If you are ready for a fire and brimstone drama with plenty to say in manner that was hugely controversial in 1960 and merely fascinating today, ELMER GANTRY delivers.

Burt Lancaster stars as our title traveling salesman, drifting from town to town selling vacuums and trinkets, as passionate with local hookers as he is with bartenders.

Gantry's personality is BIG, charming, loud and polished.

At a time when he begins to grow weary of his travels, he meets a traveling religious revival, lead by Sister Sharon Falconer, who is no more of a nun that Elmer is a priest.

Sharon shares Gantry's gift of sincere gab, and amazing stage presence and beauty, thanks to Jean Simmons (Spartacus, The Big Country).

Elmer worms his way into the traveling revival, much to the chagrin of Sharon's manager William (Dean Jagger).

William sees Gantry for exactly what he is. The film's strength is discovering just how clued in Sister Sharon is to Elmer as well.

A good show is a hard thing to come by and the Sharon/Elmer show is a pulpit pounding, standing ovation, speaking in tongues, healing-the-wounded level event.

Based on Sinclair Lewis' controversial best seller from 1925 and challenging organized religion, fleecing of the masses and the belief system, it took 35 years to get to the screen.
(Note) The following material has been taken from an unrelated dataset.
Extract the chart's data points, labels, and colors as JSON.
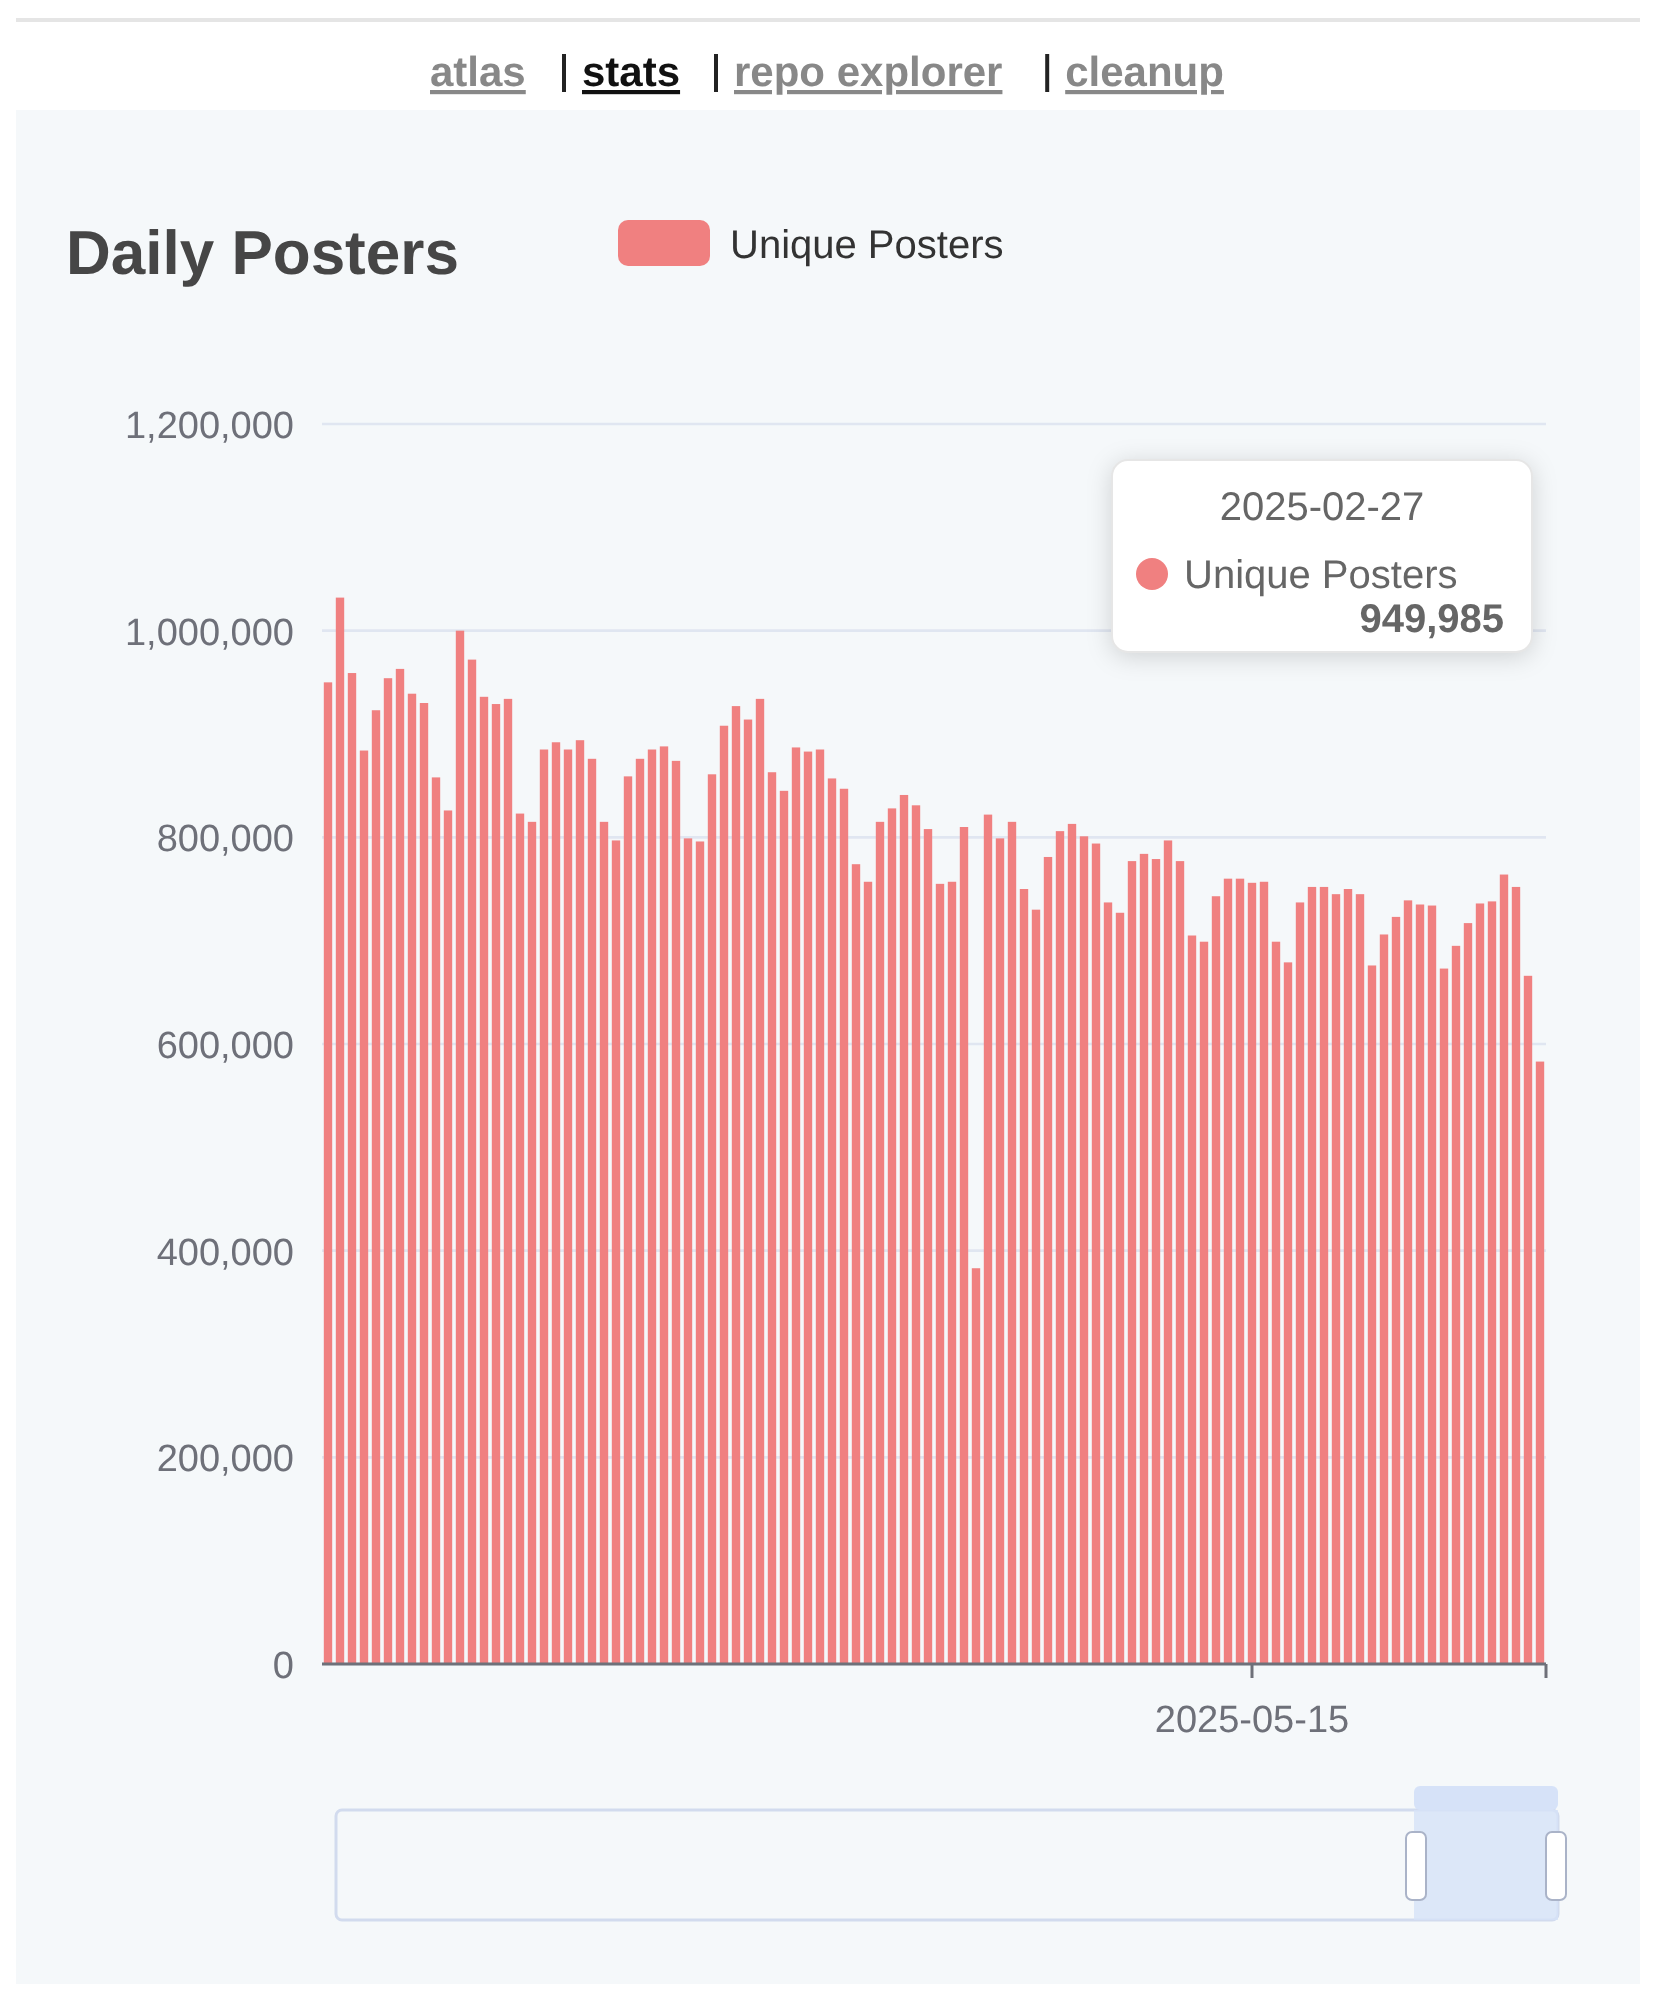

Writer/Director Richard Brooks (In Cold Blood, Cat On A Hot Tin Roof) adapts it well, casts it perfectly and doesn't shy away from human weakness.

Arthur Kennedy is excellent as a reporter who knows Gantry better than he knows himself and Shirley Jones on an Oscar as a young prostitute named Lulu who has knows Gantry long before he found old time religion.

Brooks won an Oscar for his screenplay and Lancaster won Best Actor for his performance. It's BIG and overpowering and it took me half the film to realize that every Gantry emotion is fully calculated and measured. It's only as the film continues do you feel the pain of these people who have been someone else so long, they've forgotten their true selves.

For a film over a half century old, its like Gantry himself. Powerful, bombastic and beneath the surface, a deep measure of despair and sadness.

Grab a pew and let Elmer take the pulpit. He's got a lot to say, and gets an A.